Secondly, may I ask my right hon. Friend what steps he has taken to encourage recruitment to these courses so that full advantage can be taken of facilities?

Mr. Heath

The course will be a full-time one for the whole year except for the normal arrangements I mentioned for day release. The employer will have no training responsibility during the year, but we hope very much that employers will visit training centres from time to time to see the scheme in operation; and we ourselves from time to time will be sending reports on the apprentices to the employers.

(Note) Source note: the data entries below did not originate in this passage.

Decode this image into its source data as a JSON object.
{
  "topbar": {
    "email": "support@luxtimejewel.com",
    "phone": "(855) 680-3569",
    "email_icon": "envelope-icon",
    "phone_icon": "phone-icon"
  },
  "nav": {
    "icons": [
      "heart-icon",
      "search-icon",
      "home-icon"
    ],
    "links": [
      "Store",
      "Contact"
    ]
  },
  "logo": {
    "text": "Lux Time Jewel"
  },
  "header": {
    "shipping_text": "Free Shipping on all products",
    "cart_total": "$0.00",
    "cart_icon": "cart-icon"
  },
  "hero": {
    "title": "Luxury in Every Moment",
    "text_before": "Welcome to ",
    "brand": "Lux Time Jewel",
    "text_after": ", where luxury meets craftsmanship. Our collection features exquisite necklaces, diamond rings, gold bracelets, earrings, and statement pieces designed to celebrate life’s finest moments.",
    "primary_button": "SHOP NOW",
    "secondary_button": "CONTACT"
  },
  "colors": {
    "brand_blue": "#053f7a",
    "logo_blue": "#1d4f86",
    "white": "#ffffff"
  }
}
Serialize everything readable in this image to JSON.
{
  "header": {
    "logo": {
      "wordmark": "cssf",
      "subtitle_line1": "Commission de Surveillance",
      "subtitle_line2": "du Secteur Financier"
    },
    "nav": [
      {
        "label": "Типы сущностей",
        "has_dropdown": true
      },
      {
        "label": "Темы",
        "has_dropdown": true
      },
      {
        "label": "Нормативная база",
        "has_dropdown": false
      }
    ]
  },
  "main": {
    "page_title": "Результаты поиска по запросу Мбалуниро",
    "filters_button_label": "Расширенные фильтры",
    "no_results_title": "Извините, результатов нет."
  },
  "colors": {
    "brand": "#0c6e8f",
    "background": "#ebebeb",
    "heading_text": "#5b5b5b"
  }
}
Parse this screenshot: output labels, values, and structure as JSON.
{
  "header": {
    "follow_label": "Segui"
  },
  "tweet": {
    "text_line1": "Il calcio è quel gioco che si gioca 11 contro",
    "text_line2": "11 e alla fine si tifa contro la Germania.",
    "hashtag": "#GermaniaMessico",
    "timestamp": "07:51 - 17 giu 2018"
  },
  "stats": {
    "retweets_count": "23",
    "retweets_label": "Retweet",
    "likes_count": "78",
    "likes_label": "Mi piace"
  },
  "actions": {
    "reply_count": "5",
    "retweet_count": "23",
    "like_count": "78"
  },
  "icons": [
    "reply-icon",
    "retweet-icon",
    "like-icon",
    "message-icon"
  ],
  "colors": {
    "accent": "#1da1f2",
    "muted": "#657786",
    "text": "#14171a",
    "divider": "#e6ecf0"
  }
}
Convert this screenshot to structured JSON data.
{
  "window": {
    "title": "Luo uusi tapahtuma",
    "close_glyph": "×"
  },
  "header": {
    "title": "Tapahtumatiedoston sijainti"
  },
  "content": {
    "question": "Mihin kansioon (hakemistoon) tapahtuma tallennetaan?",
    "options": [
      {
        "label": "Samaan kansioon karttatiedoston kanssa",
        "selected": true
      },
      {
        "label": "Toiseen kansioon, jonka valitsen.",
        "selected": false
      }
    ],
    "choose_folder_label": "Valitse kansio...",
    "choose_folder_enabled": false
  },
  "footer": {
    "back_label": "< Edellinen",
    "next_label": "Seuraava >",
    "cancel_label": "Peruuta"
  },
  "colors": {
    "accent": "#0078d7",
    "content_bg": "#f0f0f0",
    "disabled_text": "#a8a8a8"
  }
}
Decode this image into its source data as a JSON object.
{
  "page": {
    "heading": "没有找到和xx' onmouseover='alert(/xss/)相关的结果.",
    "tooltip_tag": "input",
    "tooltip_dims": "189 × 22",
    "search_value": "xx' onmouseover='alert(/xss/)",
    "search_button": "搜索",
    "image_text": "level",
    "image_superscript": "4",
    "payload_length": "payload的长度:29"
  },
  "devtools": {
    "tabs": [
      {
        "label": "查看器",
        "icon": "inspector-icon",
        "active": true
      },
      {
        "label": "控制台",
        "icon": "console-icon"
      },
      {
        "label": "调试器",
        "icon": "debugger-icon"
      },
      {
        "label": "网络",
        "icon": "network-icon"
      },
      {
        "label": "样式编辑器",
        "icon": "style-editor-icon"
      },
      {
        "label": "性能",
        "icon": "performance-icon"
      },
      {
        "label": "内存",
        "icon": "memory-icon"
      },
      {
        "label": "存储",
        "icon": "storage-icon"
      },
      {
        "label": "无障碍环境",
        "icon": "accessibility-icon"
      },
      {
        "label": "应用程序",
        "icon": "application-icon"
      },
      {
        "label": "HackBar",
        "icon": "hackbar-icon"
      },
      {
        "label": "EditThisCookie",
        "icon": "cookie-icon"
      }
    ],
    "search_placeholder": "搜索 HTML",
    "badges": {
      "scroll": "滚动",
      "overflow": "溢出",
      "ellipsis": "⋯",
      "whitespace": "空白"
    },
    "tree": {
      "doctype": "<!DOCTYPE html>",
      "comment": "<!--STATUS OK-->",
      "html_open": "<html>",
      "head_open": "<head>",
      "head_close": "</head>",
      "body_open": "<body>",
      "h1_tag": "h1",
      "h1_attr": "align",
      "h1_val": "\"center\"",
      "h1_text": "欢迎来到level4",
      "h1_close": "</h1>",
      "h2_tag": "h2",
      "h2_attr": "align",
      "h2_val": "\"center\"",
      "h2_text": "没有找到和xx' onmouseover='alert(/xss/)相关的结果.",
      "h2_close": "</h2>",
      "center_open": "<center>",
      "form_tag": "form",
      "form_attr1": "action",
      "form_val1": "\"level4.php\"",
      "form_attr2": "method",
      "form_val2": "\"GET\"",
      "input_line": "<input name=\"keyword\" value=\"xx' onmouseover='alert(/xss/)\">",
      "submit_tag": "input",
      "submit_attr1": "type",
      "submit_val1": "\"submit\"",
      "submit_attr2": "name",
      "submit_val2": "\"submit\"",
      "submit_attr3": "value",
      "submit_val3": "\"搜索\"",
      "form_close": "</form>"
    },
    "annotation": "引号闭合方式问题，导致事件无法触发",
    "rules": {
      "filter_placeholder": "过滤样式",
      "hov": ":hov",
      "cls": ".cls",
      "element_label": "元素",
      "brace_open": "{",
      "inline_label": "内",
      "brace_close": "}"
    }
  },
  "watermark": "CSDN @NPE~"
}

From the point of view of publicity, we have prepared a leaflet which will be distributed to all firms concerned within the range of the individual Government training centres where training takes place, and I am glad to say that the engineering employers have undertaken to inform all their members about this scheme. I hope that employers in other industries will do the same as classes are provided for them.

Mr. Albu

Can the Minister say, first, whether this scheme, which I also welcome very much, has been accepted by the employers and the trade unions as the first year of an apprenticeship, or is it the pre-apprenticeship year? At what date does it start? Secondly, if the scheme is successful but the rate of expansion of apprenticeship in industry is not so fast as most of us would like, will the right hon. Gentleman extend the scheme?

Mr. Heath

We are providing the first year of apprenticeship. It is not a pre-apprenticeship scheme and, therefore, it is governed by the normal industrial arrangements. As to expansion, we shall have to wait to see what the response is from the industries involved.

Dame Irene Ward

While I also welcome this scheme, may I ask what is to happen on the North-East Coast in future, in view of the fact that that is the only region which has not got a Ministry of Labour training centre? Am I to understand from the very forthright statement of my right hon. Friend, and as we have a large number of small employers in the North-East, that my right hon. Friend has won his battle with the Treasury and that, on Wednesday, he will be able to announce that we are to have a training centre there?

Mr. Heath

I am aware of the Question that my hon. Friend has tabled for answer on Wednesday and I am giving consideration to that matter. That also applies to this scheme so far as it concerns the North-East. Of course, it will be possible for apprentices to go to Government training centres outside their own areas. The only provision is that they must be accepted first as apprentices by particular firms.

Mr. Robens

Will the right hon. Gentleman be good enough to publish a full list of Government training centres which are prepared to carry out these courses? Will he also say whether he will consult his right hon. Friend the President of the Board of Trade with a view to seeing what apprenticeship training can be given in those areas of declining employment in some stable industries, so that the sons of cotton workers and miners may be trained in other trades in which, later, they might find employment?

Mr. Heath

I shall publish in the OFFICIAL REPORT the names of the first eight training centres with these classes, and the right hon. Member will find that they are widely spread. One is in Scotland and another in South Wales. That, I think, will deal with the point about areas of high unemployment.

Mr. Lawson

In view of the fact that in Scotland there are many boys who have gone through pre-apprenticeship training, and that after that training is completed they are unable to find work, will the right hon. Gentleman keep that point in mind and not exclude from such training facilities boys who cannot find work at their own trades?

Mr. Heath

I shall keep that in mind. I think that that emphasises the need to ensure that a boy is apprenticed with a particular firm before he undertakes a year's training.

Several Hon. Members rose

Mr. Speaker

I do not think that we can debate this matter now.

The first centres at which it is intended to set up classes are: Aintree, Birmingham, Bristol, Cardiff, Hillington (Glasgow), Leeds, Letchworth, and Long Eaton.